Innovative „Lehmjörese“ beeindruckten die RKK-Jury

Rheinischen Karnevals-Korporationen e.V.: Der Innovationspreis geht an die KG 1935 Vicht e.V. aus Stolberg

Die Corona-Pandemie hat gezeigt, dass Innovationen wichtiger denn je sind. Dies gilt auch für das Brauchtum Karneval. Die Rheinischen Karnevals-Korporationen e.V. hatte daher einen Innovationspreis ausgelobt. Die Mitgliedsvereine des bundesweit tätigen Dachverbandes waren aufgerufen, ihre Ideen vorzustellen, wie neue Formen des karnevalistischen Miteinanders aussehen können. Eine zwingende Voraussetzung war, dass die Aktivitäten unter Einhaltung der jeweils geltenden Hygiene- und Abstandsregelungen erfolgen. Darzulegen war insbesondere, wie die Aktivitäten beworben und durchgeführt wurden.

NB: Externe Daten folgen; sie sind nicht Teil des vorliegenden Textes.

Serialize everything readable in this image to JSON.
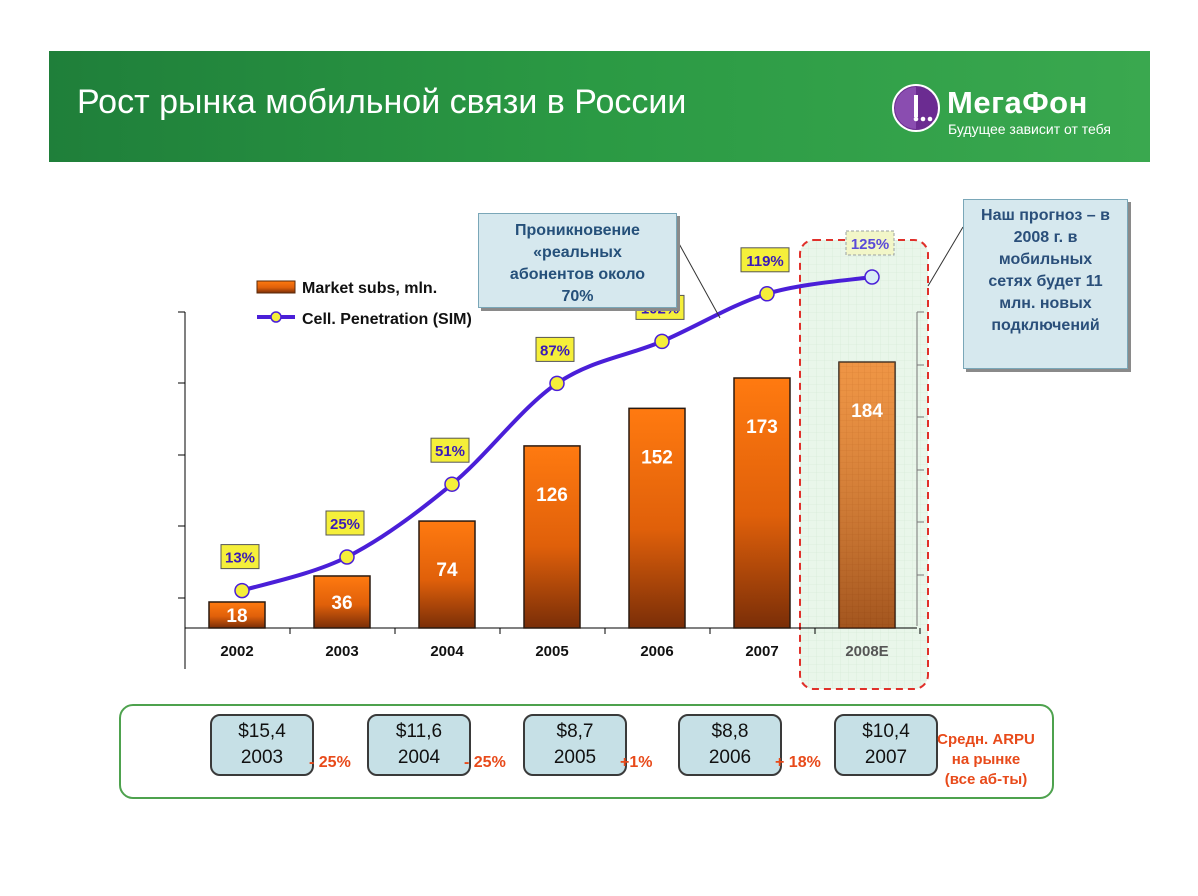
{
  "header": {
    "title": "Рост рынка мобильной связи в России",
    "logo_name": "МегаФон",
    "logo_slogan": "Будущее зависит от тебя",
    "background_color": "#2b9a44",
    "logo_icon": "megafon-logo-icon"
  },
  "chart_data": {
    "type": "bar",
    "categories": [
      "2002",
      "2003",
      "2004",
      "2005",
      "2006",
      "2007",
      "2008E"
    ],
    "series": [
      {
        "name": "Market subs, mln.",
        "kind": "bar",
        "values": [
          18,
          36,
          74,
          126,
          152,
          173,
          184
        ],
        "color": "#e8650a"
      },
      {
        "name": "Cell. Penetration (SIM)",
        "kind": "line",
        "values": [
          13,
          25,
          51,
          87,
          102,
          119,
          125
        ],
        "labels": [
          "13%",
          "25%",
          "51%",
          "87%",
          "102%",
          "119%",
          "125%"
        ],
        "color": "#4a1fd8",
        "marker_color": "#f5ef3a"
      }
    ],
    "forecast_category": "2008E",
    "grid": false,
    "legend_position": "top-left"
  },
  "callouts": {
    "penetration": [
      "Проникновение",
      "«реальных",
      "абонентов около",
      "70%"
    ],
    "forecast": [
      "Наш прогноз – в",
      "2008 г. в",
      "мобильных",
      "сетях будет 11",
      "млн. новых",
      "подключений"
    ]
  },
  "arpu": {
    "items": [
      {
        "value": "$15,4",
        "year": "2003"
      },
      {
        "value": "$11,6",
        "year": "2004"
      },
      {
        "value": "$8,7",
        "year": "2005"
      },
      {
        "value": "$8,8",
        "year": "2006"
      },
      {
        "value": "$10,4",
        "year": "2007"
      }
    ],
    "changes": [
      "- 25%",
      "- 25%",
      "+1%",
      "+ 18%"
    ],
    "label": [
      "Средн. ARPU",
      "на рынке",
      "(все аб-ты)"
    ]
  }
}
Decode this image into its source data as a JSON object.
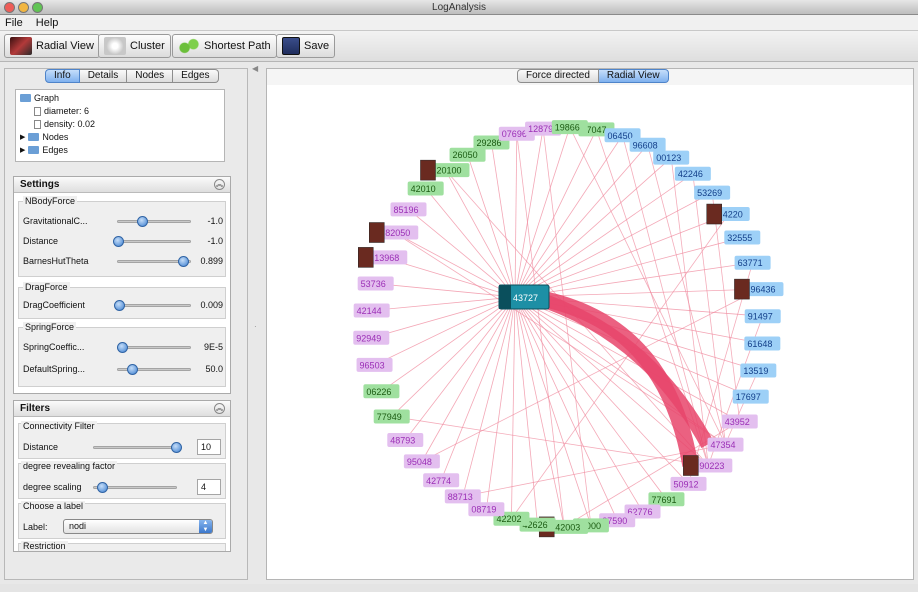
{
  "window": {
    "title": "LogAnalysis"
  },
  "menu": {
    "file": "File",
    "help": "Help"
  },
  "toolbar": {
    "radial": "Radial View",
    "cluster": "Cluster",
    "shortest": "Shortest Path",
    "save": "Save"
  },
  "left_tabs": [
    "Info",
    "Details",
    "Nodes",
    "Edges"
  ],
  "tree": {
    "root": "Graph",
    "diameter": "diameter: 6",
    "density": "density: 0.02",
    "nodes": "Nodes",
    "edges": "Edges"
  },
  "settings": {
    "title": "Settings",
    "nbody": {
      "label": "NBodyForce",
      "rows": [
        {
          "label": "GravitationalC...",
          "value": "-1.0",
          "level": 0.33
        },
        {
          "label": "Distance",
          "value": "-1.0",
          "level": 0.0
        },
        {
          "label": "BarnesHutTheta",
          "value": "0.899",
          "level": 0.9
        }
      ]
    },
    "drag": {
      "label": "DragForce",
      "rows": [
        {
          "label": "DragCoefficient",
          "value": "0.009",
          "level": 0.02
        }
      ]
    },
    "spring": {
      "label": "SpringForce",
      "rows": [
        {
          "label": "SpringCoeffic...",
          "value": "9E-5",
          "level": 0.05
        },
        {
          "label": "DefaultSpring...",
          "value": "50.0",
          "level": 0.2
        }
      ]
    }
  },
  "filters": {
    "title": "Filters",
    "connectivity": {
      "label": "Connectivity Filter",
      "row_label": "Distance",
      "value": "10",
      "level": 1.0
    },
    "degree": {
      "label": "degree revealing factor",
      "row_label": "degree scaling",
      "value": "4",
      "level": 0.1
    },
    "choose": {
      "label": "Choose a label",
      "row_label": "Label:",
      "value": "nodi"
    },
    "restriction": "Restriction"
  },
  "view_tabs": [
    "Force directed",
    "Radial View"
  ],
  "graph": {
    "center": {
      "label": "43727"
    },
    "nodes": [
      {
        "label": "57047",
        "color": "green"
      },
      {
        "label": "06450",
        "color": "blue"
      },
      {
        "label": "96608",
        "color": "blue"
      },
      {
        "label": "00123",
        "color": "blue"
      },
      {
        "label": "42246",
        "color": "blue"
      },
      {
        "label": "53269",
        "color": "blue"
      },
      {
        "label": "4220",
        "color": "blue",
        "img": true
      },
      {
        "label": "32555",
        "color": "blue"
      },
      {
        "label": "63771",
        "color": "blue"
      },
      {
        "label": "96436",
        "color": "blue",
        "img": true
      },
      {
        "label": "91497",
        "color": "blue"
      },
      {
        "label": "61648",
        "color": "blue"
      },
      {
        "label": "13519",
        "color": "blue"
      },
      {
        "label": "17697",
        "color": "blue"
      },
      {
        "label": "43952",
        "color": "purple"
      },
      {
        "label": "47354",
        "color": "purple"
      },
      {
        "label": "90223",
        "color": "purple",
        "img": true
      },
      {
        "label": "50912",
        "color": "purple"
      },
      {
        "label": "77691",
        "color": "green"
      },
      {
        "label": "62776",
        "color": "purple"
      },
      {
        "label": "87590",
        "color": "purple"
      },
      {
        "label": "46000",
        "color": "green"
      },
      {
        "label": "42003",
        "color": "green",
        "img": true
      },
      {
        "label": "42626",
        "color": "green"
      },
      {
        "label": "42202",
        "color": "green"
      },
      {
        "label": "08719",
        "color": "purple"
      },
      {
        "label": "88713",
        "color": "purple"
      },
      {
        "label": "42774",
        "color": "purple"
      },
      {
        "label": "95048",
        "color": "purple"
      },
      {
        "label": "48793",
        "color": "purple"
      },
      {
        "label": "77949",
        "color": "green"
      },
      {
        "label": "06226",
        "color": "green"
      },
      {
        "label": "96503",
        "color": "purple"
      },
      {
        "label": "92949",
        "color": "purple"
      },
      {
        "label": "42144",
        "color": "purple"
      },
      {
        "label": "53736",
        "color": "purple"
      },
      {
        "label": "13968",
        "color": "purple",
        "img": true
      },
      {
        "label": "82050",
        "color": "purple",
        "img": true
      },
      {
        "label": "85196",
        "color": "purple"
      },
      {
        "label": "42010",
        "color": "green"
      },
      {
        "label": "20100",
        "color": "green",
        "img": true
      },
      {
        "label": "26050",
        "color": "green"
      },
      {
        "label": "29286",
        "color": "green"
      },
      {
        "label": "07696",
        "color": "purple"
      },
      {
        "label": "12879",
        "color": "purple"
      },
      {
        "label": "19866",
        "color": "green"
      }
    ],
    "colors": {
      "green": "#9fe09f",
      "blue": "#9dd0f7",
      "purple": "#e3bfef",
      "edge": "#f08a9e",
      "thick": "#e8456b",
      "center": "#1d8fa5"
    }
  }
}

Erfreulich viele Mitgliedsvereine folgten dem Aufruf und reichten bis zum Ende der Bewerbungsfrist entsprechende Unterlagen bei der RKK ein. Eine vierköpfige Jury sichtete die eingereichten Ideen. Das Gremium setzte sich aus den Vorstandsmitgliedern Gabriele Arnold-Kreck (Vizepräsidentin der RKK), Hermann Wagner (Vize-Präsident), Monika Wingen-Fuhrmann (Schatzmeister) und Horst Hohn (Stv. Pressereferent) zusammen.

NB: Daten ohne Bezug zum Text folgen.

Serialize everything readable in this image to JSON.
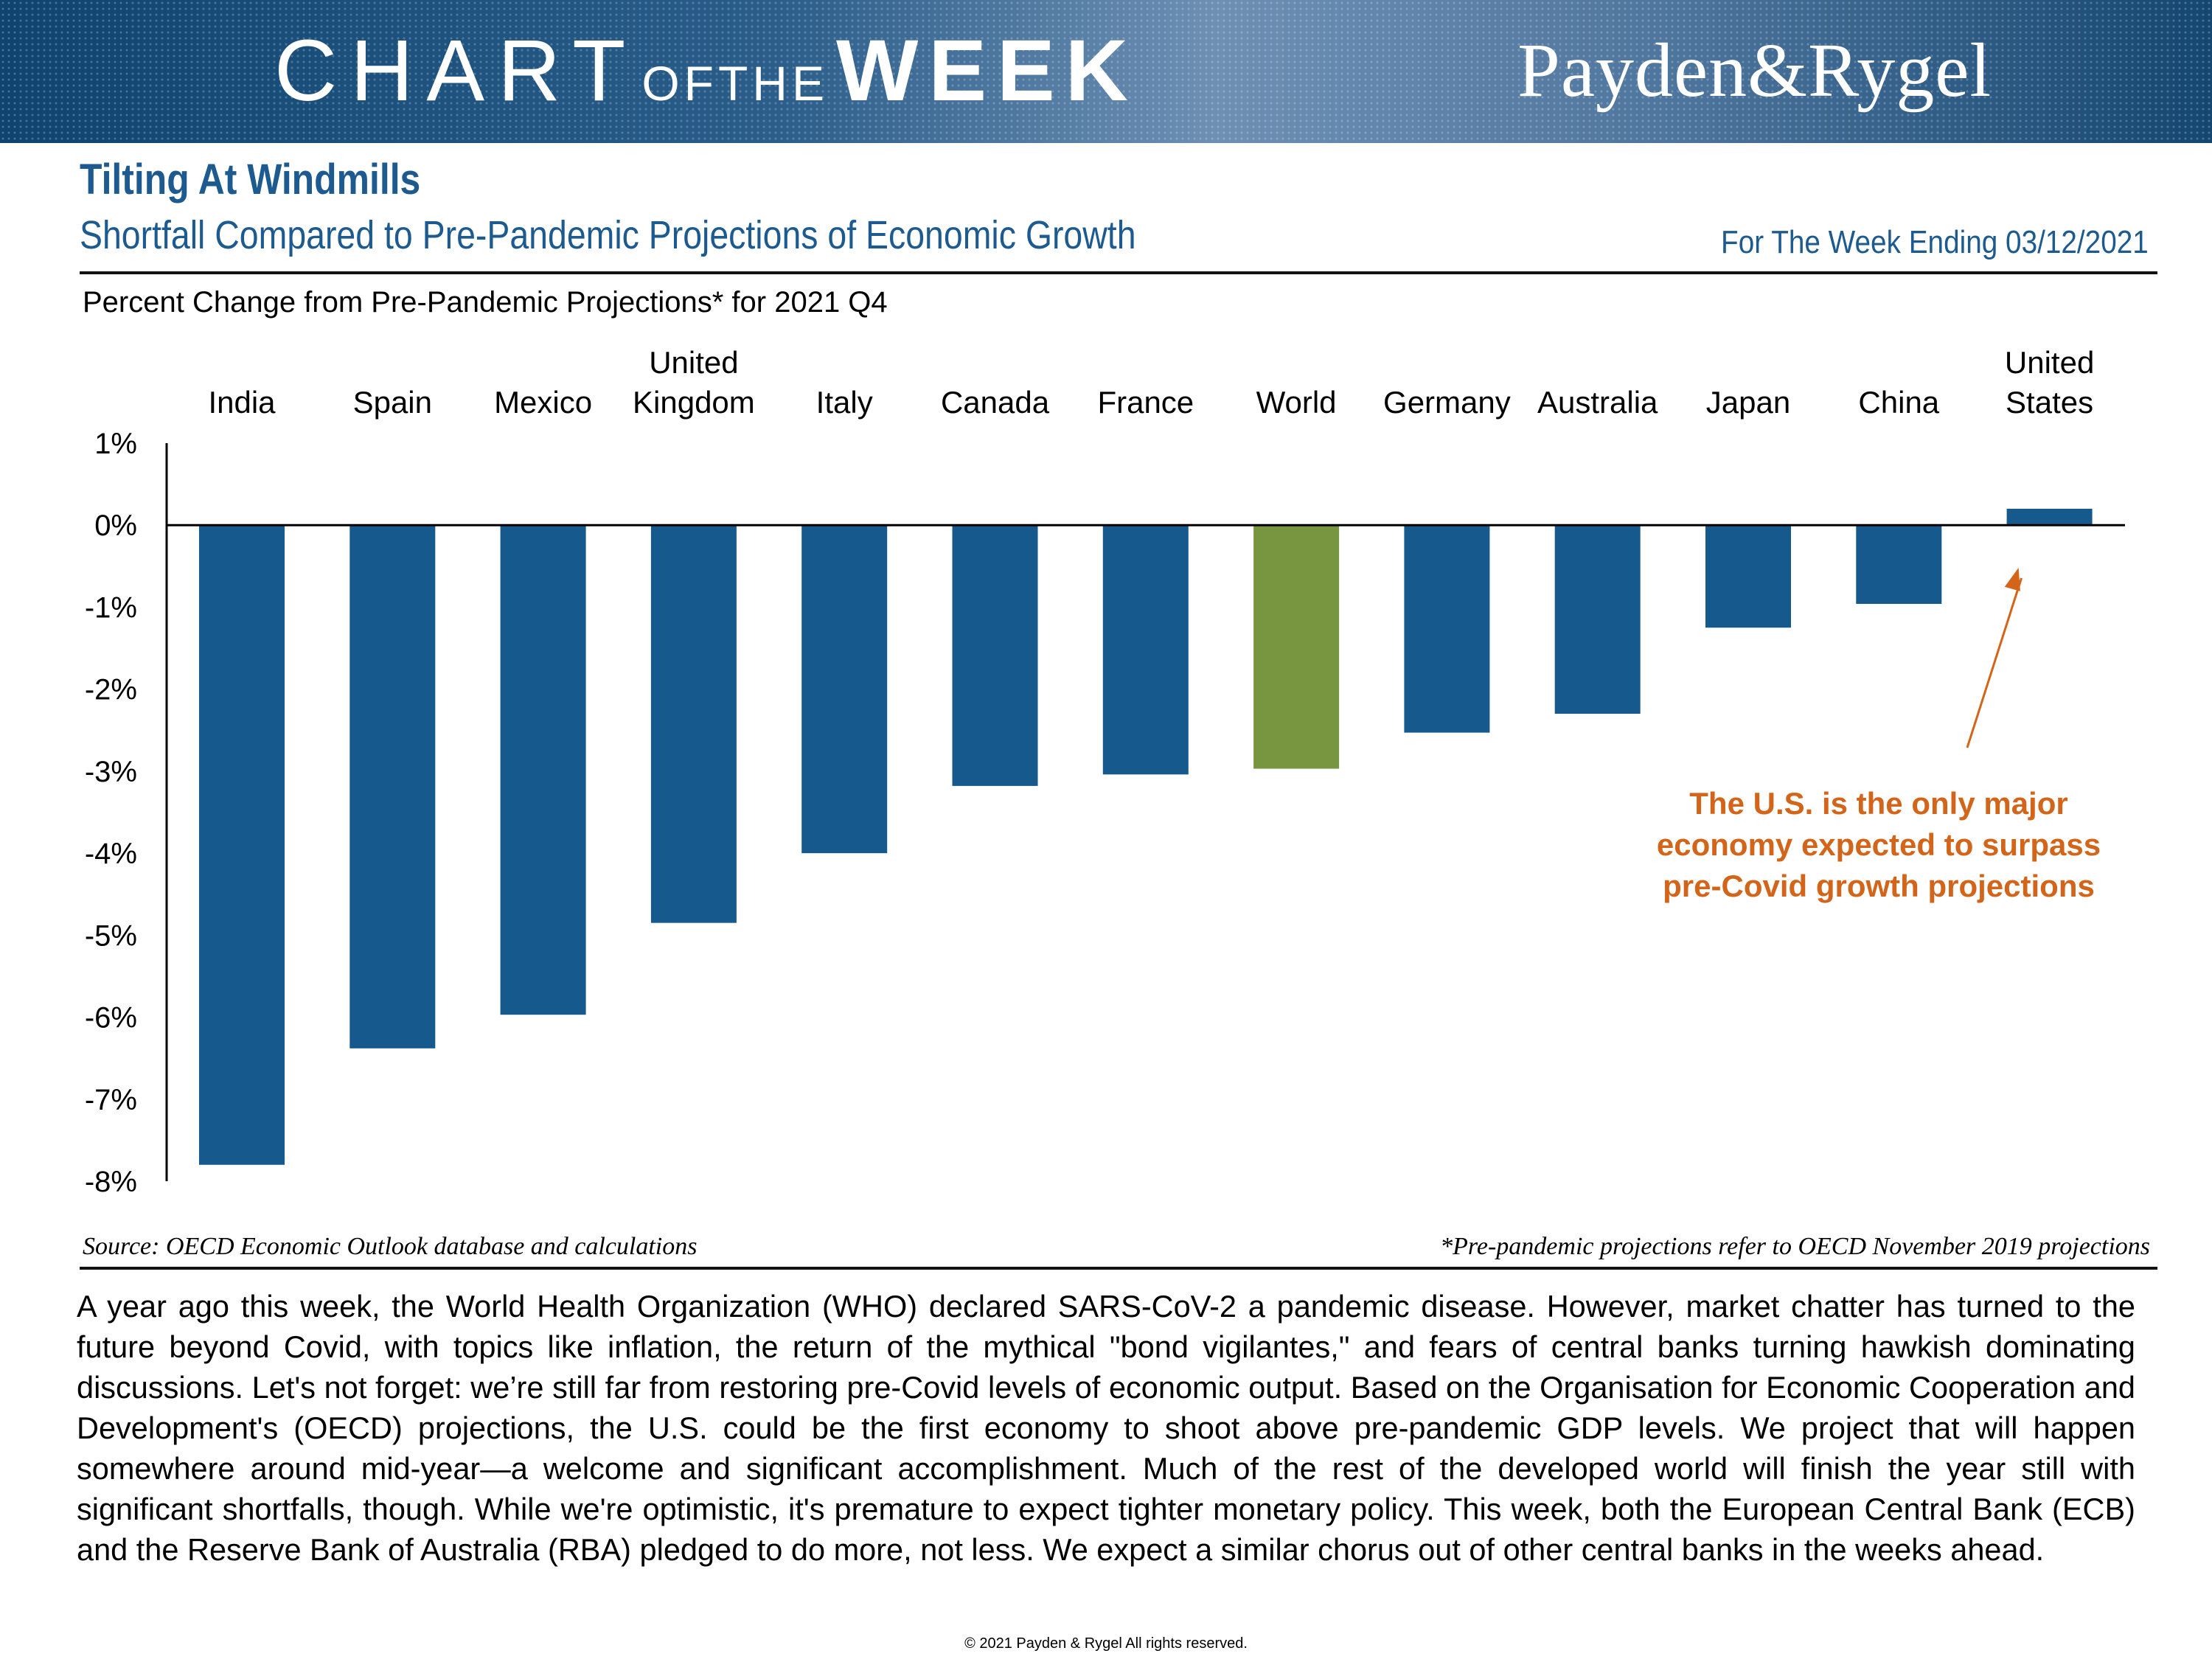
{
  "banner": {
    "chart_word": "CHART",
    "ofthe_word": "OFTHE",
    "week_word": "WEEK",
    "logo": "Payden&Rygel"
  },
  "header": {
    "title": "Tilting At Windmills",
    "subtitle": "Shortfall Compared to Pre-Pandemic Projections of Economic Growth",
    "week_ending": "For The Week Ending 03/12/2021"
  },
  "chart_data": {
    "type": "bar",
    "title": "Percent Change from Pre-Pandemic Projections* for 2021 Q4",
    "categories": [
      [
        "India"
      ],
      [
        "Spain"
      ],
      [
        "Mexico"
      ],
      [
        "United",
        "Kingdom"
      ],
      [
        "Italy"
      ],
      [
        "Canada"
      ],
      [
        "France"
      ],
      [
        "World"
      ],
      [
        "Germany"
      ],
      [
        "Australia"
      ],
      [
        "Japan"
      ],
      [
        "China"
      ],
      [
        "United",
        "States"
      ]
    ],
    "values": [
      -7.8,
      -6.38,
      -5.97,
      -4.85,
      -4.0,
      -3.18,
      -3.04,
      -2.97,
      -2.53,
      -2.3,
      -1.25,
      -0.96,
      0.2
    ],
    "highlight_index": 7,
    "ylim": [
      -8,
      1
    ],
    "yticks": [
      1,
      0,
      -1,
      -2,
      -3,
      -4,
      -5,
      -6,
      -7,
      -8
    ],
    "ytick_labels": [
      "1%",
      "0%",
      "-1%",
      "-2%",
      "-3%",
      "-4%",
      "-5%",
      "-6%",
      "-7%",
      "-8%"
    ],
    "colors": {
      "bar": "#165a8d",
      "highlight": "#789640",
      "annotation": "#d3651a",
      "axis": "#000000"
    },
    "annotation": {
      "lines": [
        "The U.S. is the only major",
        "economy expected to surpass",
        "pre-Covid growth projections"
      ],
      "points_to_index": 12
    },
    "xlabel": "",
    "ylabel": ""
  },
  "footer": {
    "source": "Source: OECD Economic Outlook database and calculations",
    "footnote": "*Pre-pandemic projections refer to OECD November 2019 projections",
    "body": "A year ago this week, the World Health Organization (WHO) declared SARS-CoV-2 a pandemic disease. However, market chatter has turned to the future beyond Covid, with topics like inflation, the return of the mythical \"bond vigilantes,\" and fears of central banks turning hawkish dominating discussions. Let's not forget: we’re still far from restoring pre-Covid levels of economic output. Based on the Organisation for Economic Cooperation and Development's (OECD) projections, the U.S. could be the first economy to shoot above pre-pandemic GDP levels. We project that will happen somewhere around mid-year—a welcome and significant accomplishment. Much of the rest of the developed world will finish the year still with significant shortfalls, though. While we're optimistic, it's premature to expect tighter monetary policy. This week, both the European Central Bank (ECB) and the Reserve Bank of Australia (RBA) pledged to do more, not less. We expect a similar chorus out of other central banks in the weeks ahead.",
    "copyright": "© 2021 Payden & Rygel All rights reserved."
  }
}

Die Jury hatte die sprichwörtliche „Qual der Wahl“. Vizepräsidentin Gabriele Arnold-Kreck betonte: „Es wurden viele tolle Vorschläge eingereicht. Die Vielfalt und der Ideenreichtum haben uns sehr beeindruckt.“

Dass die Ermittlung eines Gewinners alles andere als einfach war, stellte auch Hermann Wagner fest: „Wir haben 5 herausragende Ideen in die engere Wahl genommen und nochmals eingehend gesichtet und bewertet“, so Wagner.

Nach ausführlicher Beratung musste sich die Jury für einen Sieger entscheiden. Die Wahl fiel auf die KG Vicht aus Stolberg. Beachtliche 120 Aktive stehen in dem kleinen Ort normalerweise an Karneval auf der Bühne. Doch die Mehrzweckhalle blieb in der zurückliegenden Session leider leer. Der „coroNARR“ hatte die Gemeinde besucht.

Für den Verein war dies jedoch kein Grund zu Verzweifeln oder gar, untätig zu sein. „Karneval? Sicher!“ wurde kurzerhand das Motto für die ungewöhnliche Session. Das kleine Dorf stellte etwas ganz Großes auf die Beine: In den sozialen Medien wurden äußerst professionelle Filmbeiträge veröffentlicht. Schon zur Sessions-Eröffnung präsentierte man ein tolles Werk. Herausragend war der Film „Jecktime-Kompensator – zurück in die Session“. Angelehnt an den bekannten Hollywood-Film reiste der Präsident mit dem „Jecktime-Kompensator“ zurück in die Vergangenheit. Eine schöne Idee, aktuelles Zeitgeschehen mit Beiträgen aus besseren Zeiten zu verbinden.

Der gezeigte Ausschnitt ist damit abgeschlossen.